E isso não significa, evidentemente, que os jovens não mostrassem desagrado, contragosto, saturação ou mesmo antipatia por este ou aquele colega, independentemente da sua posição na “COPA”, ou mesmo pelo arguido: significa apenas que o conjunto, a sensação de pertença a um grupo fechado, unido, com um propósito definido, lhes era, manifestamente, apelativo! E, também neste contexto, são perfeitamente ajustadas e lógicas as palavras de um convidado (Guilherme) numa reunião do MPC, ao alegar ser “preciso fazer coisas com mais sentido. Não estamos aqui para sermos amigos”! Na idade destes jovens, a procura de sentido para as coisas é, naturalisticamente, mais intensa, ainda que os caminhos trilhados para tal não sejam, eventualmente, os mais adequados a tal propósito!
Antigo é o provérbio que “quem corre por gosto não cansa”. Na realidade quase qualquer tarefa ou provação, quando executada num ambiente de voluntarismo, companheirismo, cumplicidade, festa, se pode realizar de modo profundamente compensatório – embora esta sensação seja evidentemente subjectiva e não facilmente compreensível do exterior!
Também as mensagens de estupefacção e especulação que jovens da Universidade, depois do dia dos factos, trocaram entre si, mais não são do que um reflexo do que colectivamente somos: uma nação onde proliferam comentários de mesa de café, onde a especulação, ainda que desprovida de qualquer base factual ou conhecimento de causa, preenche o vazio da mesa ou o silêncio entre cafés! Concretizando: no dia 16/01/2014, pelas 21:18, Rui Osório, honori‐dux recebeu uma mensagem de Vanda Mia com o seguinte conteúdo: “E diz‐me Osorio, o que achas tu que aconteceu? É que a mim passam me realmente poucas hipóteses pela cabeça, e sou‐te sincera que me custa mesmo a acreditar na versão que sabemos até agora”.
E que dizer da “sede de praxar” do arguido? Nada de muito especial, porquanto nos parece natural: o mesmo ocupava um lugar de topo numa organização que tem como seu principal objectivo a praxe; e seria o primeiro fim de semana de daquele género com o arguido na qualidade de Dux.

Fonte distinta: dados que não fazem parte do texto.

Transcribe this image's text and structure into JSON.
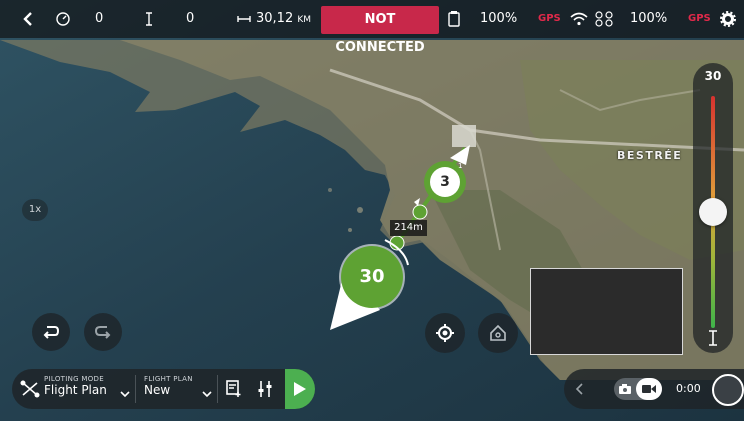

Dificilmente consegue, enfim, este Tribunal imaginar diálogos mais naturais, espontâneos e, na realidade, livres.
E de que descoberta da verdade falamos afinal? Não a teremos já? Quereremos, enfim, a verdade ou uma realidade que nos permita melhor aceitar o sucedido?
Importa esclarecer, com efeito, se existirá afinal uma verdade a descobrir, no sentido de algo não sabido ou esclarecido! E a resposta é que não há!
Existirão pormenores que os pais destes jovens gostariam de saber, de perguntar. Cremos que tivesse o arguido optado por falar com estes familiares, tê‐los‐ia possivelmente conseguido esclarecer, elucidar logo após o sucedido; e, nessa medida, teria possivelmente contribuído para alguma paz – aquela que, não duvidamos, os mesmos não sentem ou encontram.
Mas, realisticamente, seria realmente expectável esse comportamento pelo arguido? Um jovem com vinte e três anos confrontar as famílias de seis colegas falecidos, perante os seus olhos, numa noite de um fim de semana em que ele assumia, inequivocamente, um papel de liderança e responsabilidade? Com toda a atenção de um país colocada nas causas da morte absurda, inesperada, chocante, de seis jovens saudáveis numa conhecida praia do país? Poderá qualquer um de nós acreditar honestamente que, no seu lugar, com a sua idade, teria comportamento distinto?
Entende-se que não.
E, em todo o caso, não cabe a este Tribunal emitir juízos de valor sobre quaisquer opções do arguido que não possuam relevância criminal.
*
Nos termos do artigo do artigo 138º n.º 1 alíneas a) e b) e n.º 3 alínea b) do Código Penal.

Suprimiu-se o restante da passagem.